Devine to direct youth services agency

A former head of the Arkansas Department of Environmental Quality will now lead the state agency responsible for housing and treating the state's youthful offenders, state officials announced Wednesday.

Marcus Devine, 43, is to start March 9 as director of the state Division of Youth Services, a post that has been vacant for nearly four months after former Director Tracy Steele resigned in October.

Devine previously was a deputy director at the Arkansas Department of Human Services, the agency that oversees the Youth Services Division.

On Wednesday, Human Services Director John Selig said Devine was "uniquely qualified" to lead the Youth Services Division because of his management skills and knowledge of "both the legislative process and DHS."

"It will be great to have someone with Marcus' years of experience heading such a critically important division," Selig said in a written statement. "He is keenly aware that good managers can do a lot with lean state budgets. I appreciate his willingness to serve."

Devine will take the position as the division is working to improve how youths are treated at three facilities where the state houses teen offenders.

The state's largest youth lockup, known as the Arkansas Juvenile Assessment and Treatment Center near Alexander, is currently being monitored by Disability Rights Arkansas, a federally funded nonprofit that uncovered allegations last summer that staff members were rewarding youths with candy for assaulting their peers.

Over the past two months, the division stopped sending youths to two county-operated juvenile detention centers because of how staff members were treating youths.

The division stopped placing youths at the Yell County Juvenile Detention Center in Danville in response to an Arkansas Democrat-Gazette investigation that found that the lockup's employees and local law enforcement officers routinely punished youths using a mechanical restraint chair, an immobilization device known as The Wrap and pepper spray.
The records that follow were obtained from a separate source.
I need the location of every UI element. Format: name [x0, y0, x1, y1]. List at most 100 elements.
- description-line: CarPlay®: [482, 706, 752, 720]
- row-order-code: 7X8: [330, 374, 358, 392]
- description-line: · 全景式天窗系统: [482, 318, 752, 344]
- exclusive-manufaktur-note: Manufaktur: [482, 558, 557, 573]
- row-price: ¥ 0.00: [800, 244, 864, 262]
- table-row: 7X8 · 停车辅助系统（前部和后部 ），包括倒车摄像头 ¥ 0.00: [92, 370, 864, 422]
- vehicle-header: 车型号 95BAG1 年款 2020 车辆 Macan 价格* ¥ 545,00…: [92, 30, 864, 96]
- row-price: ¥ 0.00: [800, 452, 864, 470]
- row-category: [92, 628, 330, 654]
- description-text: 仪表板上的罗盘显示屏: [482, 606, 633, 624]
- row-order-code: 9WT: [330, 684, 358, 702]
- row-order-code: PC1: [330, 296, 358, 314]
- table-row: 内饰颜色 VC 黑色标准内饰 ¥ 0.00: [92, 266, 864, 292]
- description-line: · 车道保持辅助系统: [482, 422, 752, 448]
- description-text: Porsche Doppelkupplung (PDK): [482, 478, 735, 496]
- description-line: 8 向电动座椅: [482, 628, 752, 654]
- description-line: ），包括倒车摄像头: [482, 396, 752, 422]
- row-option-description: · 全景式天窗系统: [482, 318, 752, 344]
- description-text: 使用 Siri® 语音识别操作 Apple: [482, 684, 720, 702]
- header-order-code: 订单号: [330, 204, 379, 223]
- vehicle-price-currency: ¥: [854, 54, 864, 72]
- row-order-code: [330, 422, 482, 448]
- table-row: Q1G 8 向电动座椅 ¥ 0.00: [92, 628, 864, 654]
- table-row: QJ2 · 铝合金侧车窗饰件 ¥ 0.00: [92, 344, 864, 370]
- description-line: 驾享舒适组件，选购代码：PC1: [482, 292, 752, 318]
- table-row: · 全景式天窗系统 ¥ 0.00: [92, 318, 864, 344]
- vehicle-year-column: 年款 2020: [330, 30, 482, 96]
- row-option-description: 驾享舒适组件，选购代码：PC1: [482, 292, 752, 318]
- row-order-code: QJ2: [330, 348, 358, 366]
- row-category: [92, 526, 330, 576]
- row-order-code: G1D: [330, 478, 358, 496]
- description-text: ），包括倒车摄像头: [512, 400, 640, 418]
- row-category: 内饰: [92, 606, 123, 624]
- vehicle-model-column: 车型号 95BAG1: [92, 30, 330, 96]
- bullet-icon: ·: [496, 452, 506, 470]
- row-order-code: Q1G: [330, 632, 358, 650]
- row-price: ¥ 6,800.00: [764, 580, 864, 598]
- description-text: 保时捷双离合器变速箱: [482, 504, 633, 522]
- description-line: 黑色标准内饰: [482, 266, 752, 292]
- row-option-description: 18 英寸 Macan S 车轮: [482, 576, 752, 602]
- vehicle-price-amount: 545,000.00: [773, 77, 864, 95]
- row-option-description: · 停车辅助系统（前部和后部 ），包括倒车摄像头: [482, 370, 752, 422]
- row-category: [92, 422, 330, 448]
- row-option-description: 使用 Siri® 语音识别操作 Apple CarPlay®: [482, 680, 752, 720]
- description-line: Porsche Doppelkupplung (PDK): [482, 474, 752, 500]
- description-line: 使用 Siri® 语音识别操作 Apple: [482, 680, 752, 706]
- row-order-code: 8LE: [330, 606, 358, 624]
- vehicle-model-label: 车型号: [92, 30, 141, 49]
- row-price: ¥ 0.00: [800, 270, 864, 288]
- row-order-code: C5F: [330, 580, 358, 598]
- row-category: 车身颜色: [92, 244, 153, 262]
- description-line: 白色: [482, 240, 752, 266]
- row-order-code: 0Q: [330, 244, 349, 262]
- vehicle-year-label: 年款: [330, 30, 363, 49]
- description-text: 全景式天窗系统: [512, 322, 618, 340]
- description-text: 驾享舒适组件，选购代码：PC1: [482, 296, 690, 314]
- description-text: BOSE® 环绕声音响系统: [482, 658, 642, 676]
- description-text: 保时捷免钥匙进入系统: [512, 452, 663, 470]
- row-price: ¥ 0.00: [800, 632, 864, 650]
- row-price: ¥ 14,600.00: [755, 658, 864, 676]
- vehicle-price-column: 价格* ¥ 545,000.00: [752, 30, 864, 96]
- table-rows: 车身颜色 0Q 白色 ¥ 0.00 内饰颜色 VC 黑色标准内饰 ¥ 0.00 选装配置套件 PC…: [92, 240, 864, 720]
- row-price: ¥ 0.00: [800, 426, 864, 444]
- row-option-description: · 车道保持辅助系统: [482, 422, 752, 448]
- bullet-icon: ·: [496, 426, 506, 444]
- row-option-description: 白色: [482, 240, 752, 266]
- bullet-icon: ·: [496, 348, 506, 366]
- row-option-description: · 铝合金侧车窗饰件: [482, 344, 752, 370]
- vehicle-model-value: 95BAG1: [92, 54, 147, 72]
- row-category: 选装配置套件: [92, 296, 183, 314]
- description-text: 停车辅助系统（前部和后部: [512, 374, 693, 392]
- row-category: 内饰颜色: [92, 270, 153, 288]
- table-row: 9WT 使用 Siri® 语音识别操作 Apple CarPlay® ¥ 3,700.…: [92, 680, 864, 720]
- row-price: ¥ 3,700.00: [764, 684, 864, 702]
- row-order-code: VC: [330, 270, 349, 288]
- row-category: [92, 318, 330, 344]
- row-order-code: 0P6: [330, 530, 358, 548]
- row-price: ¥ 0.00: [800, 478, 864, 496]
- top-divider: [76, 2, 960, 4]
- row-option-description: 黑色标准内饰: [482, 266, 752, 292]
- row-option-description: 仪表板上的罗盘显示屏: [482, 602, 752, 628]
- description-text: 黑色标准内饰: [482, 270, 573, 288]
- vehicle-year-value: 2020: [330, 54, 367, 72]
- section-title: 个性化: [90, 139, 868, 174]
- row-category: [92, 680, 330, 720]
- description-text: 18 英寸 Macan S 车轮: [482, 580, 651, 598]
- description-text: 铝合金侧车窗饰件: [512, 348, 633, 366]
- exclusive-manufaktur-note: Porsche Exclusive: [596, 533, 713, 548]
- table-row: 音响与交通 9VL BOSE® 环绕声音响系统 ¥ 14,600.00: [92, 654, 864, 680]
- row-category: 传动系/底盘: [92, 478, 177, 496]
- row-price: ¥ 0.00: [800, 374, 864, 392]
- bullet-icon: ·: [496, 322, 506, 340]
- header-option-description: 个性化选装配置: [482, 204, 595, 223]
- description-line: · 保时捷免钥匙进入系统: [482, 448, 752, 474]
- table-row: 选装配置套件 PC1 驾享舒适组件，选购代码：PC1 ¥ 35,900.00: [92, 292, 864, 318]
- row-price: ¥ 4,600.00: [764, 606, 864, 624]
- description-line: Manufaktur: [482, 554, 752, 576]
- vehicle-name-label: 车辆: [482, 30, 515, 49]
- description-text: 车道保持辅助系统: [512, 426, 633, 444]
In isolated cases, the newspaper found that youths at the Yell County lockup were hogtied, left in The Wrap for six hours with only two brief breaks, pepper-sprayed for "mouthing" off, or pepper-sprayed while in the restraint device.

The division also stopped sending youths to the White River Juvenile Detention Center in Independence County after a division internal investigator found that the lockup violated state standards by using restraints and 23-hour lockdowns as punishments.

Both county lockups are working to correct the problems.

On Wednesday, J.R. Davis, spokesman for Gov. Asa Hutchinson, said the governor recommended Devine for the division directorship because of Devine's past experience leading large state agencies.

"It goes back to having experience running those larger agencies. Obviously with DYS and its past and current state, the governor saw that Mr. Devine is someone who can take on those challenges and turn it around," Davis said.

In an interview, Devine said he takes the welfare of the children in the division's custody seriously.

"We have an obligation to make sure that they're protected," he said.

Devine said he looks forward to meeting with division staff members, service providers, judges and other stakeholders in the state's juvenile justice system to "find a good way forward to improve juvenile justice for the state."

"I think one of the best things I will do is listen and then be proactive after I've listened and learned," he said. "I will be undistracted in my approach to this division."

Devine first served with the state in 1997 as a regulatory liaison for Gov. Mike Huckabee. In February 1999, he became a deputy director of the Human Services Department, overseeing the Youth Services Division as well as the Division of Children and Family Services, Services for the Blind and other offices.

He was deputy director until March 2000. In 2002, Huckabee tapped Devine to head the Environmental Quality Department, the state agency that regulates pollution. He led the agency until 2007.

After leaving the agency, he became president of Poseidon Energy Services, a drilling-waste disposal company. According to a July 2011 Arkansas Democrat-Gazette article, the Environmental Quality Department fined the company $14,400 for illegally dumping saltwater sludge where it could contaminate nearby waterways.

Later that month, the company admitted fault and its intention to take steps to correct the problem.

On Wednesday, Devine said the issue "was completely corrected."

"I was the president of the company, and I took responsibility for that. We paid a fine ... and we moved forward to remediate the sludge that was improperly placed," he said. "It wasn't hazardous. It was just oil sand with water, but we corrected that."

Devine said the company closed in November 2011 because of less demand for drilling in the Fayetteville Shale.

"There was less and less need for oil-field services companies. We didn't have any real space to continue, so we mothballed that operation," he said.

Most recently, Devine, who is an attorney, said he's been involved in a construction company and a company that has a concessions contract with Bill and Hillary Clinton National Airport/Adams Field.

As the Youth Services Division director, Devine's salary will be $100,077.